AUGUSTA — Attendees, vendors and representatives from gun rights groups expressed concern Saturday at a gun show at the Augusta Civic Center about bills that could change state gun laws.
Hundreds of gun enthusiasts packed the Civic Center floor on Saturday to browse a large selection of modern and antique firearms.
The Portland Press Herald reported earlier this month that the Democratic-majority Legislature has proposed a number of bills to regulate firearms further in Maine.
Measures being proposed could force universal background checks on all firearm sales, instituting red-flag measures to take guns from potentially dangerous people, allowing municipalities the right to ban guns locally from voting places and town meetings, banning large-capacity magazine sales and regulating gun storage in homes.
Gun Owners of Maine President Todd Tolhurst said at the show that a number of the proposals being floated have been seen before.
“These are recycled from generations past,” he said.
At the show, the group distributed a bulletin proclaiming “Anti-gun Fever in Augusta” and listed about two dozen titles of proposed bills that the group believes could infringe on gun owners’ rights. A lot of the proposals listed have no language, just titles, ranging from “An Act Regarding Gun Control” to “An Act to Allow Municipalities to Prohibit Firearms on Municipally Owned Property.”
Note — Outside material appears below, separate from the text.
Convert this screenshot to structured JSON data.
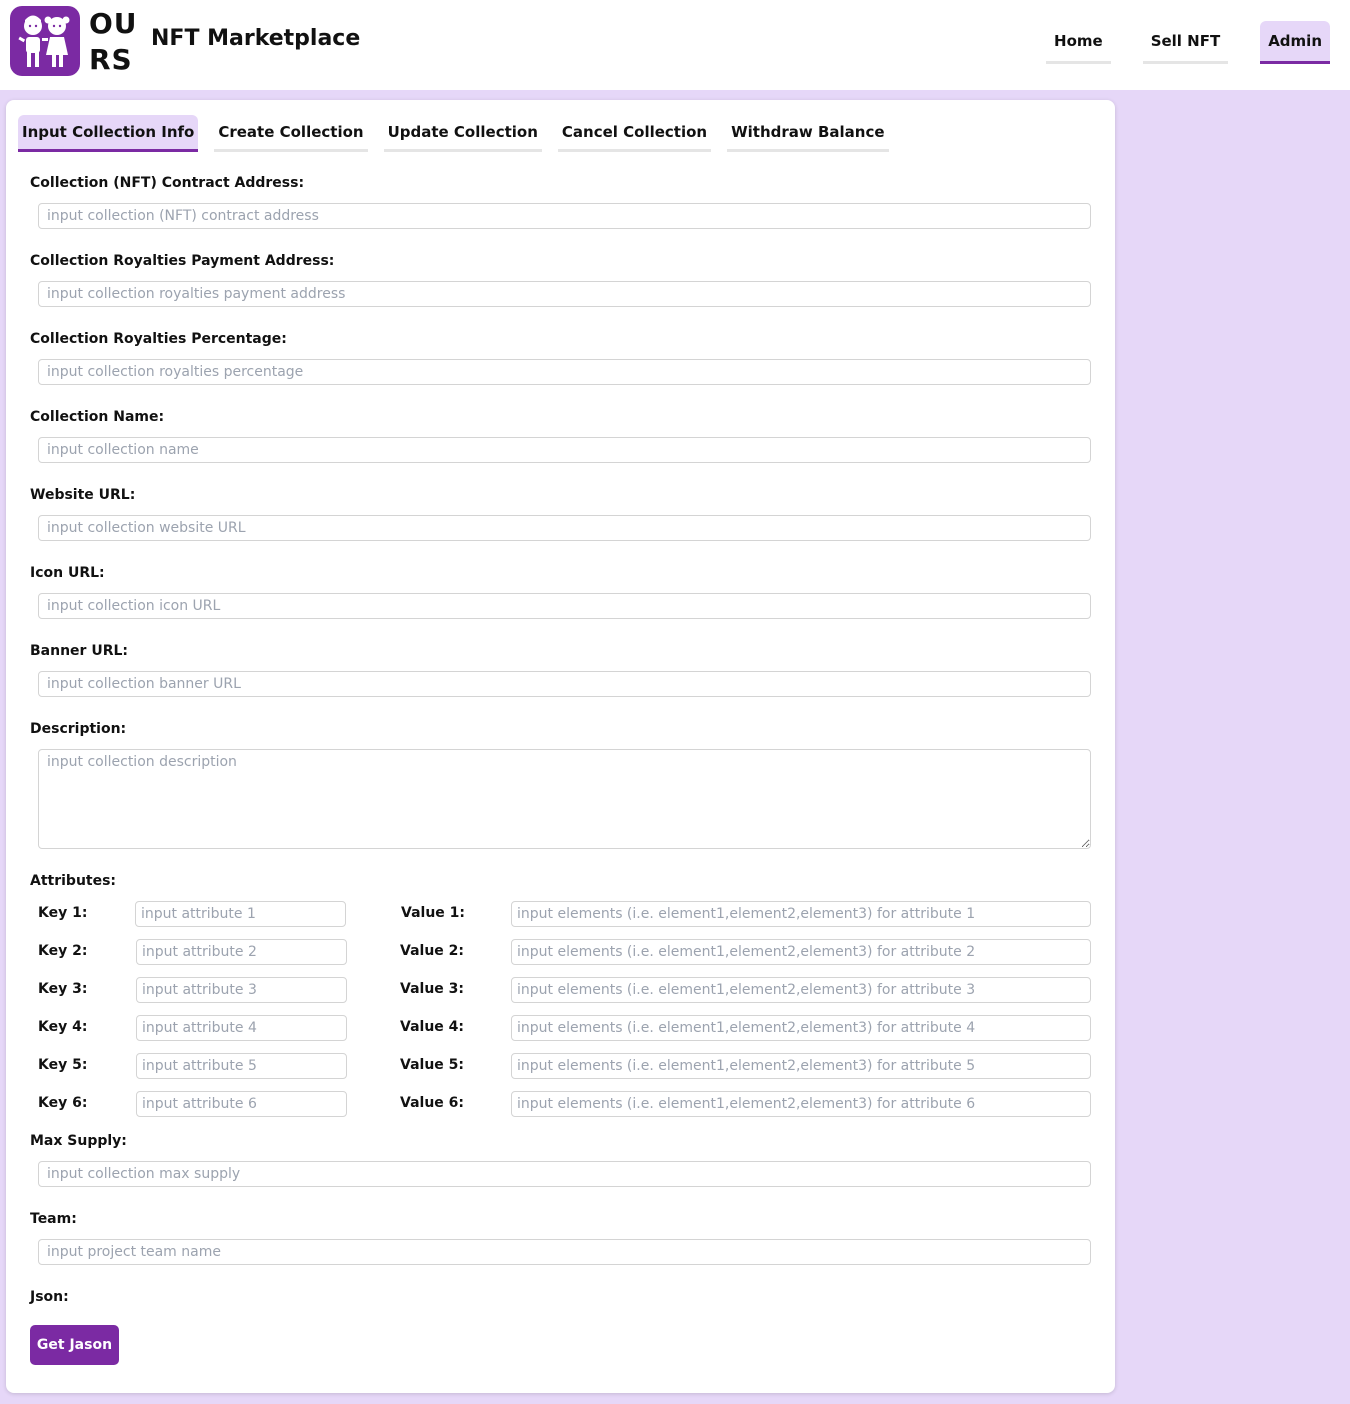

“Right now, all we know are the titles of these bills,” he said. “Obviously, we are going to have some concerns about a number of these things.”
Tolhurst said there is no evidence linking a ban on the sale of high-capacity magazines to increased safety for the public.
“The whole point of a magazine is that it can be swapped out quickly,” he said. “It really doesn’t matter if it’s 10 rounds or 30 rounds; you can swap it very quickly. Other states have done this, and it has had no effect. Why do we do things that have proven to accomplish nothing?”
Tolhurst said his group favors L.D. 85, which would establish a sales tax exemption and an income tax deduction of up to $250 for the purchases of “firearm safety devices.” Devices would include safes, lock boxes and trigger and barrel locks.
“The intention behind that sort of thing is to encourage the safe storage of firearms, which I think everybody agrees on.” Tolhurst said. “Gun safes can be rather large and expensive, so we use tax policy to encourage good behavior, so why wouldn’t we use it here?”
Despite interest in the Legislature, Gov. Janet Mills said earlier this month that she will not support universal background checks in Maine, recalling a 2016 proposal that voters rejected.
“The people have already spoken on background checks and they spoke pretty loud and clear,” Mills said. “Thirteen out of 16 counties voted against background checks. That’s a significant thing to me, the will of the people. We should make sure we listen to the will of the people.”
Jeff Zimba, a firearms specialist for Poulin Antiques and Auction, weapons tester and author from Waterville, said the proposal to ban firearms in town meetings could fly in the face of pre-emption laws passed in 1989 that prohibited municipalities from passing stricter gun laws than those of the state.
“That’s a really dangerous one,” he said. “The reason that that’s in there is so we don’t have a patchwork of go, no-go places for firearms.”
When asked about his reaction to a number of the bills being floated, Sam White, 19, of Waldoboro, said some legislators and members of the public don’t know enough about guns to legislate the use or possession of them. He said he wasn’t really concerned about who was in office, unless they attempted to restrict his own gun ownership.
“My look at the whole gun situation is people in office don’t know their facts,” he said. “The media is … basically lying straight to their face.”
“Personally, as long as people aren’t trying to take my guns away, I’m OK with whoever is in office. But if you’re trying to take my guns away, we’re going to have a problem.”
White did say red-flag measures, which have been passed in 13 states, could prevent some potentially dangerous people from possessing firearms legally. Those measures allow a household member or a law enforcement officer to petition a court to remove a firearm from a person’s possession if the court finds the person to be a significant risk to himself or herself or others.
“I understand (some people) shouldn’t have any type of firearm,” White said, adding that most gun owners support safety measures that don’t hamper their ability to possess guns.
Zimba, who was selling copies of his book “The Evolution of the Black Rifle: 20 Years of Upgrades, Options and Accessories” at the show, said the gun-owning community gets an unfair reputation from the news media. He said gun owners are usually family- and safety-oriented, gesturing towards strollers being pushed by show attendees to demonstrate that assertion.
“It’s really a good industry to be a part of,” Zimba said. “If riches were measured in friendships, I’d give Bill Gates a run for his money.”
The gun show was hosted by New England Events. Owner Matt Mayberry said the company holds nine gun shows a year in Maine and New Hampshire. He said all sellers were background-checked before the show.
The show, which features both modern and vintage firearms, originally was scheduled to be held for two days, but the Sunday session was canceled because heavy snow is expected.